Pour Thies Matzen et Kicki Ericsson, il s'agit d'une annonce de bateau inhabituelle. "Cela fait sept ans que le Wanderer n'est pas sorti de l'eau, grâce à sa peau de cuivre", écrit Thies dans un e-mail adressé à YACHT. Mais cela fait maintenant quatre mois qu'il est à terre, surdimensionné. Et la chaleur de l'été sud-américain lui donne du fil à retordre, ainsi qu'à ses propriétaires.
"Après des années passées dans le frigo du grand sud, il est ici à 35 degrés, comme dans un four. Nous voulions réparer les petits dégâts causés par la glace et nous sommes maintenant confrontés à un dessèchement excessif", décrit Thies Matzen, qui appelle le slup de 31 pieds, construit en 1952, "ma maison" depuis plus de 30 ans. Les lignes de ce constructeur de bateaux compétent ne sont pas dénuées d'inquiétude.

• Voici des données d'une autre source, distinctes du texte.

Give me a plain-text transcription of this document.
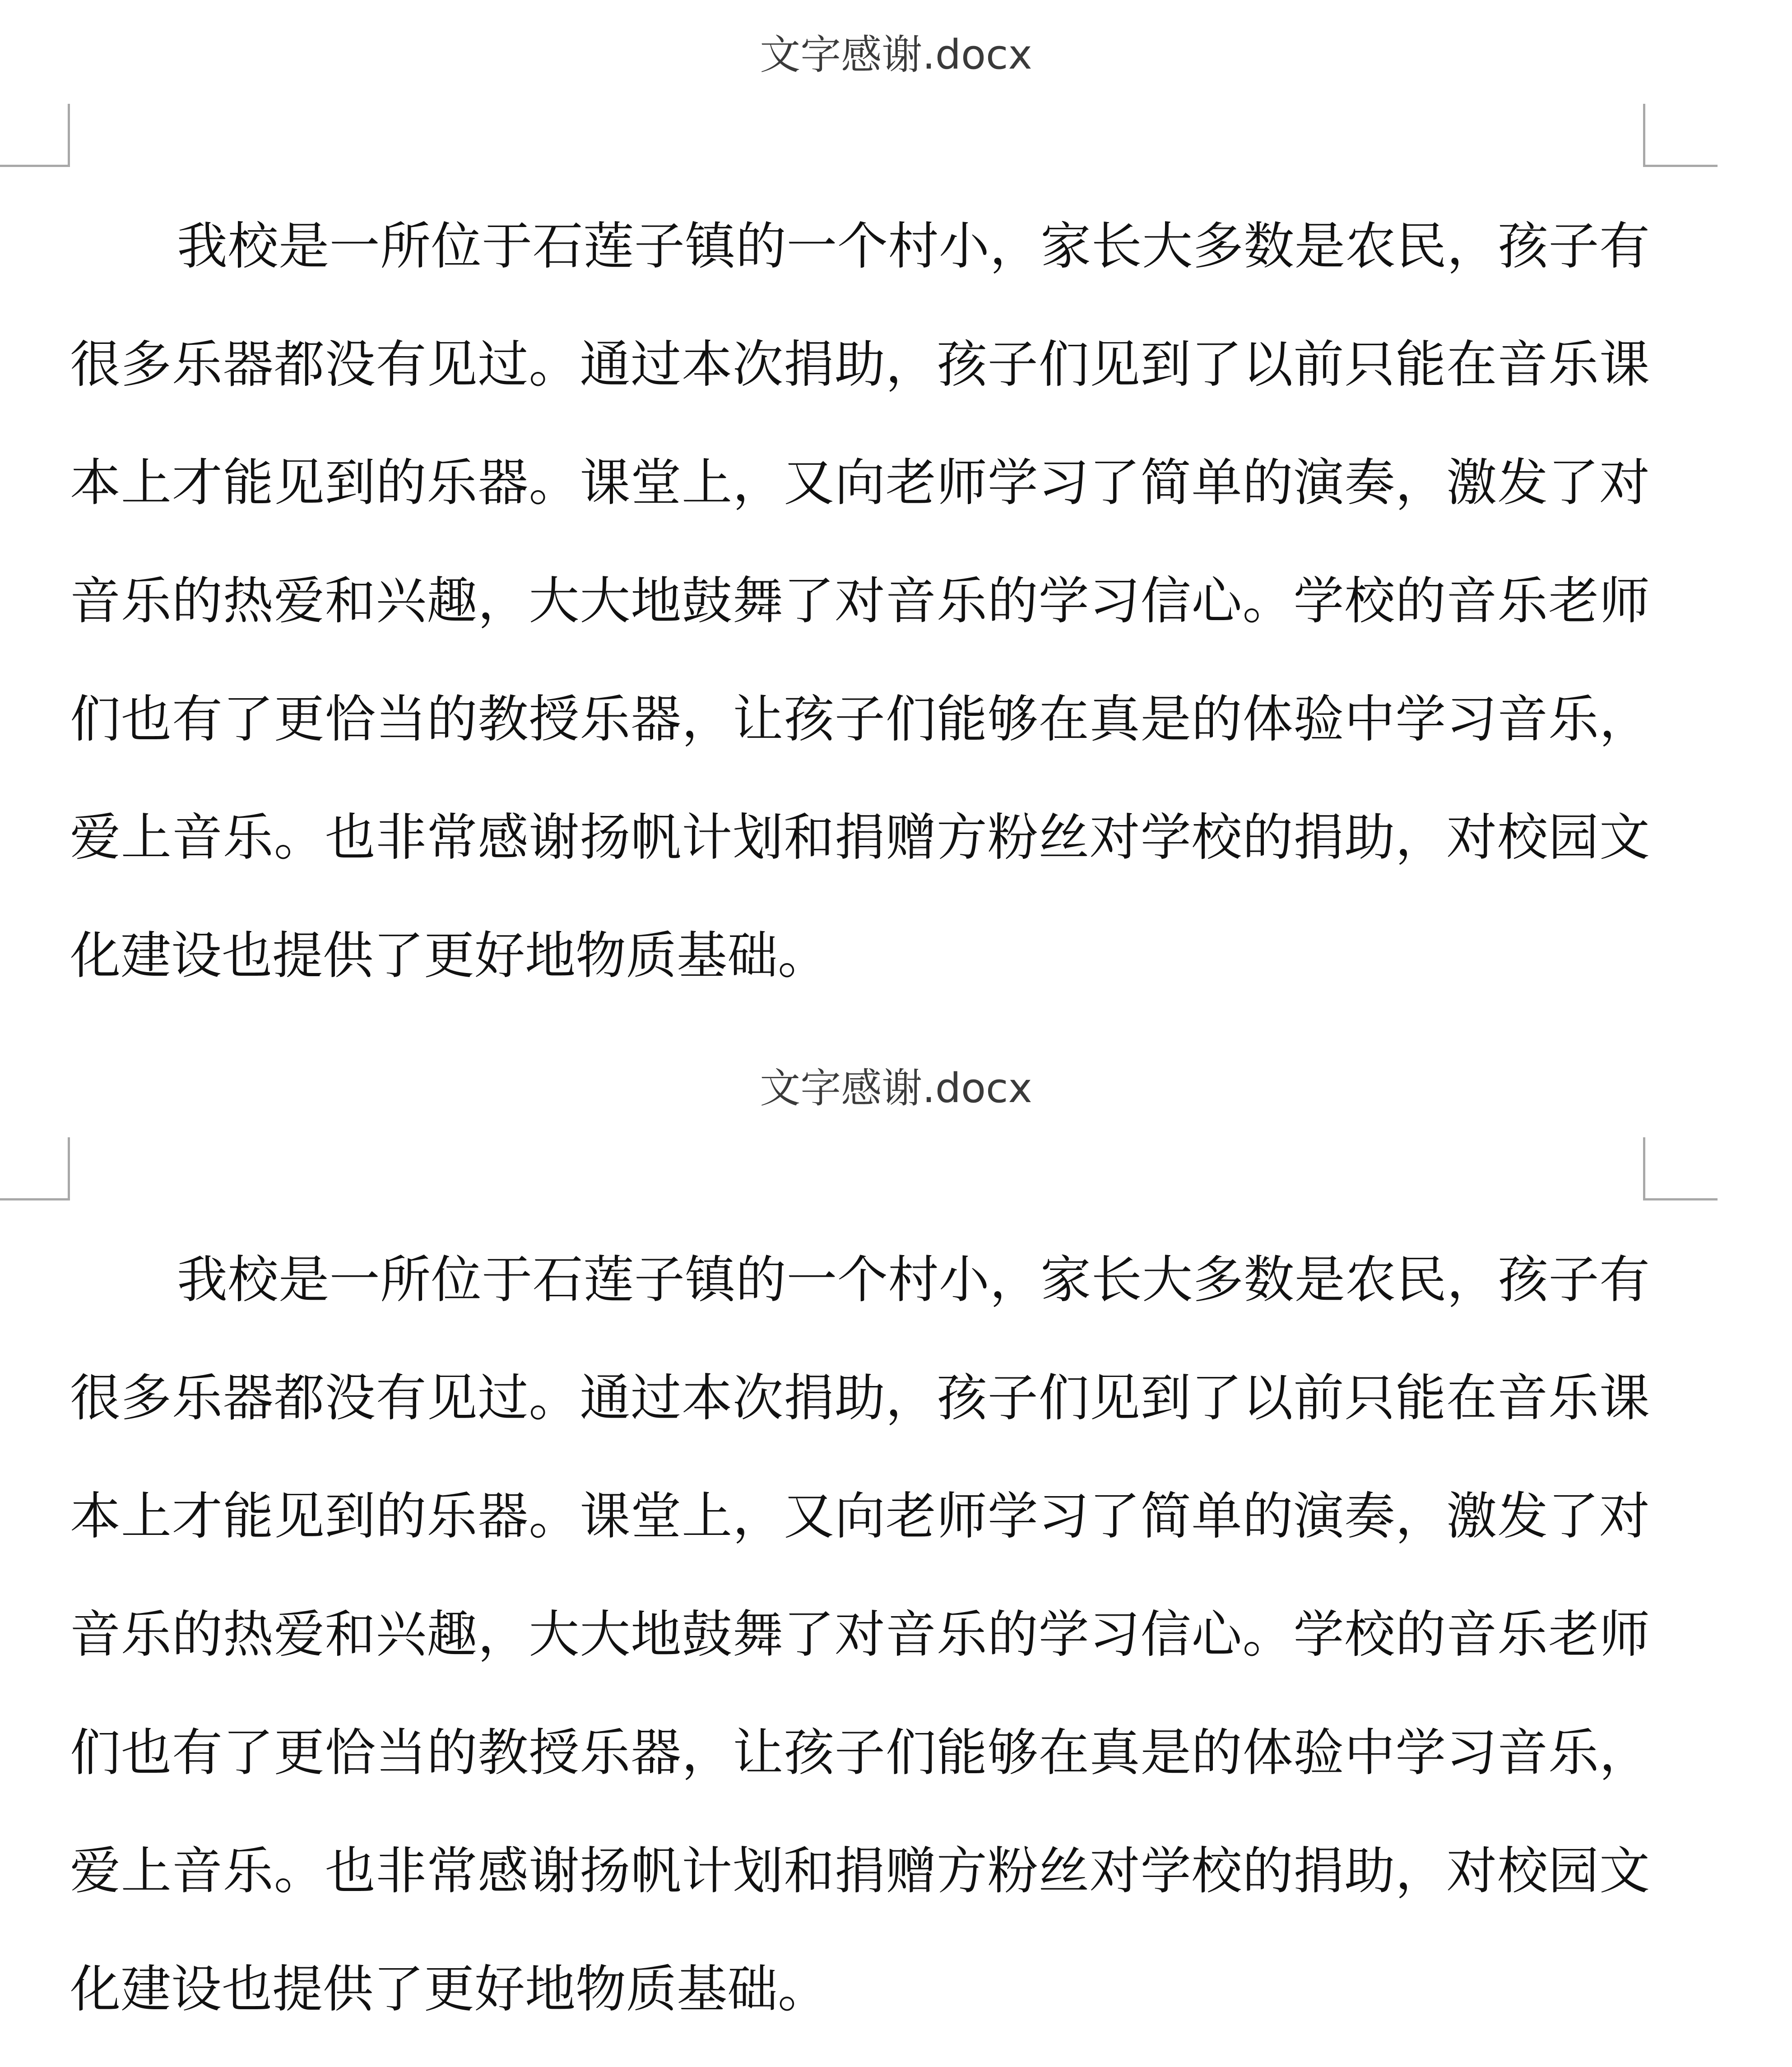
文字感谢.docx

我校是一所位于石莲子镇的一个村小，家长大多数是农民，孩子有很多乐器都没有见过。通过本次捐助，孩子们见到了以前只能在音乐课本上才能见到的乐器。课堂上，又向老师学习了简单的演奏，激发了对音乐的热爱和兴趣，大大地鼓舞了对音乐的学习信心。学校的音乐老师们也有了更恰当的教授乐器，让孩子们能够在真是的体验中学习音乐，爱上音乐。也非常感谢扬帆计划和捐赠方粉丝对学校的捐助，对校园文化建设也提供了更好地物质基础。

文字感谢.docx

我校是一所位于石莲子镇的一个村小，家长大多数是农民，孩子有很多乐器都没有见过。通过本次捐助，孩子们见到了以前只能在音乐课本上才能见到的乐器。课堂上，又向老师学习了简单的演奏，激发了对音乐的热爱和兴趣，大大地鼓舞了对音乐的学习信心。学校的音乐老师们也有了更恰当的教授乐器，让孩子们能够在真是的体验中学习音乐，爱上音乐。也非常感谢扬帆计划和捐赠方粉丝对学校的捐助，对校园文化建设也提供了更好地物质基础。
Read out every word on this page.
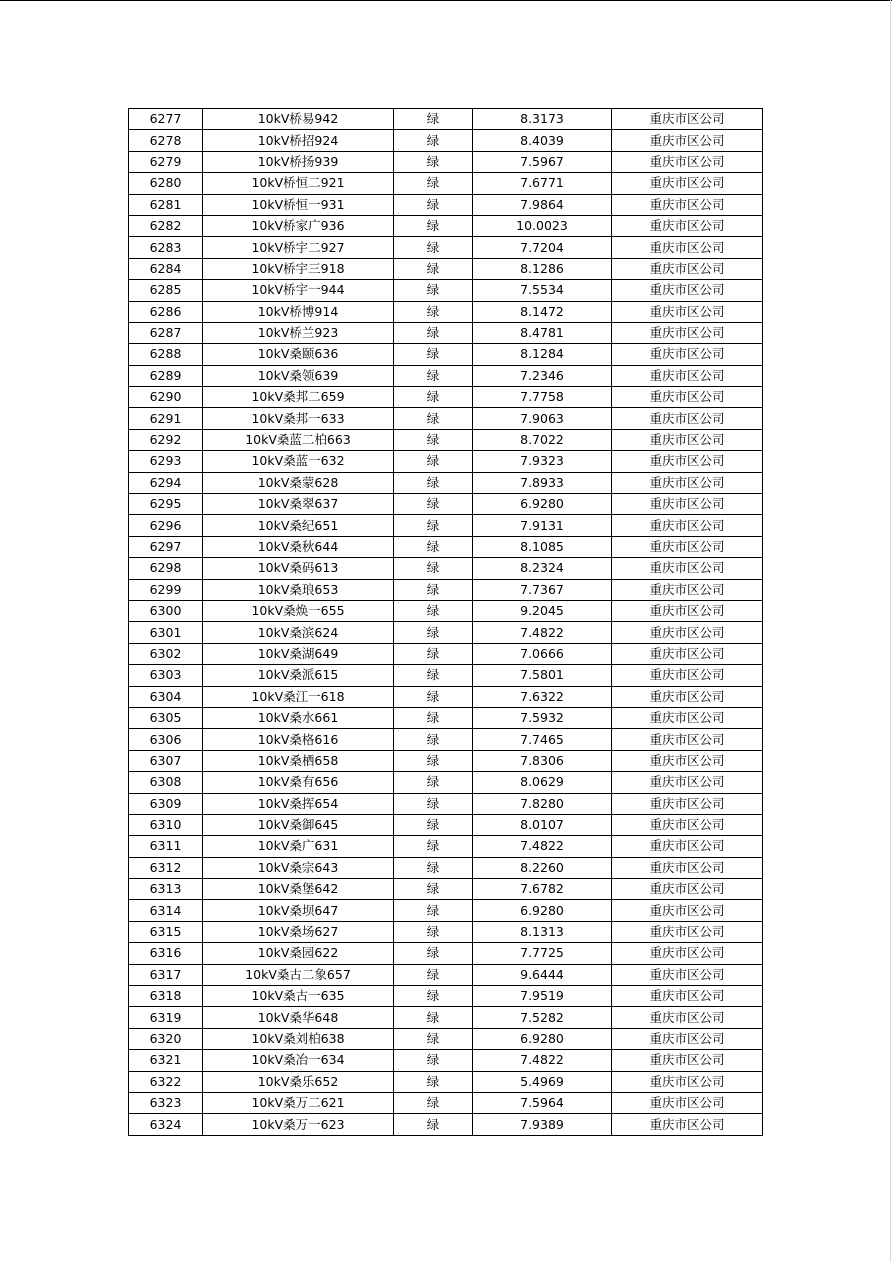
6277	10kV桥易942	绿	8.3173	重庆市区公司
6278	10kV桥招924	绿	8.4039	重庆市区公司
6279	10kV桥扬939	绿	7.5967	重庆市区公司
6280	10kV桥恒二921	绿	7.6771	重庆市区公司
6281	10kV桥恒一931	绿	7.9864	重庆市区公司
6282	10kV桥家广936	绿	10.0023	重庆市区公司
6283	10kV桥宇二927	绿	7.7204	重庆市区公司
6284	10kV桥宇三918	绿	8.1286	重庆市区公司
6285	10kV桥宇一944	绿	7.5534	重庆市区公司
6286	10kV桥博914	绿	8.1472	重庆市区公司
6287	10kV桥兰923	绿	8.4781	重庆市区公司
6288	10kV桑颐636	绿	8.1284	重庆市区公司
6289	10kV桑领639	绿	7.2346	重庆市区公司
6290	10kV桑邦二659	绿	7.7758	重庆市区公司
6291	10kV桑邦一633	绿	7.9063	重庆市区公司
6292	10kV桑蓝二柏663	绿	8.7022	重庆市区公司
6293	10kV桑蓝一632	绿	7.9323	重庆市区公司
6294	10kV桑蒙628	绿	7.8933	重庆市区公司
6295	10kV桑翠637	绿	6.9280	重庆市区公司
6296	10kV桑纪651	绿	7.9131	重庆市区公司
6297	10kV桑秋644	绿	8.1085	重庆市区公司
6298	10kV桑码613	绿	8.2324	重庆市区公司
6299	10kV桑琅653	绿	7.7367	重庆市区公司
6300	10kV桑焕一655	绿	9.2045	重庆市区公司
6301	10kV桑滨624	绿	7.4822	重庆市区公司
6302	10kV桑湖649	绿	7.0666	重庆市区公司
6303	10kV桑派615	绿	7.5801	重庆市区公司
6304	10kV桑江一618	绿	7.6322	重庆市区公司
6305	10kV桑水661	绿	7.5932	重庆市区公司
6306	10kV桑格616	绿	7.7465	重庆市区公司
6307	10kV桑栖658	绿	7.8306	重庆市区公司
6308	10kV桑有656	绿	8.0629	重庆市区公司
6309	10kV桑挥654	绿	7.8280	重庆市区公司
6310	10kV桑御645	绿	8.0107	重庆市区公司
6311	10kV桑广631	绿	7.4822	重庆市区公司
6312	10kV桑宗643	绿	8.2260	重庆市区公司
6313	10kV桑堡642	绿	7.6782	重庆市区公司
6314	10kV桑坝647	绿	6.9280	重庆市区公司
6315	10kV桑场627	绿	8.1313	重庆市区公司
6316	10kV桑园622	绿	7.7725	重庆市区公司
6317	10kV桑古二象657	绿	9.6444	重庆市区公司
6318	10kV桑古一635	绿	7.9519	重庆市区公司
6319	10kV桑华648	绿	7.5282	重庆市区公司
6320	10kV桑刘柏638	绿	6.9280	重庆市区公司
6321	10kV桑冶一634	绿	7.4822	重庆市区公司
6322	10kV桑乐652	绿	5.4969	重庆市区公司
6323	10kV桑万二621	绿	7.5964	重庆市区公司
6324	10kV桑万一623	绿	7.9389	重庆市区公司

"C'est du bois, et le bois est vivant. Je l'ai déjà écrit : aucun bateau fabriqué avec d'autres matériaux n'est aussi lié à l'eau qu'un bateau en bois. Il en a besoin, c'est là qu'il se sent le mieux".
En septembre, alors que les températures étaient bien plus modérées en Argentine, l'idée des travaux à effectuer résonnait d'anticipation. "Pour l'instant, nous préparons 'Wanderer', à partir de la semaine prochaine, probablement pour deux mois. Et je me réjouis de le démonter et de l'examiner, de le repeindre, le moteur, le mât ...". Bien que tout soit en ordre sur le fond, le projet a tout de même duré plus longtemps que prévu initialement.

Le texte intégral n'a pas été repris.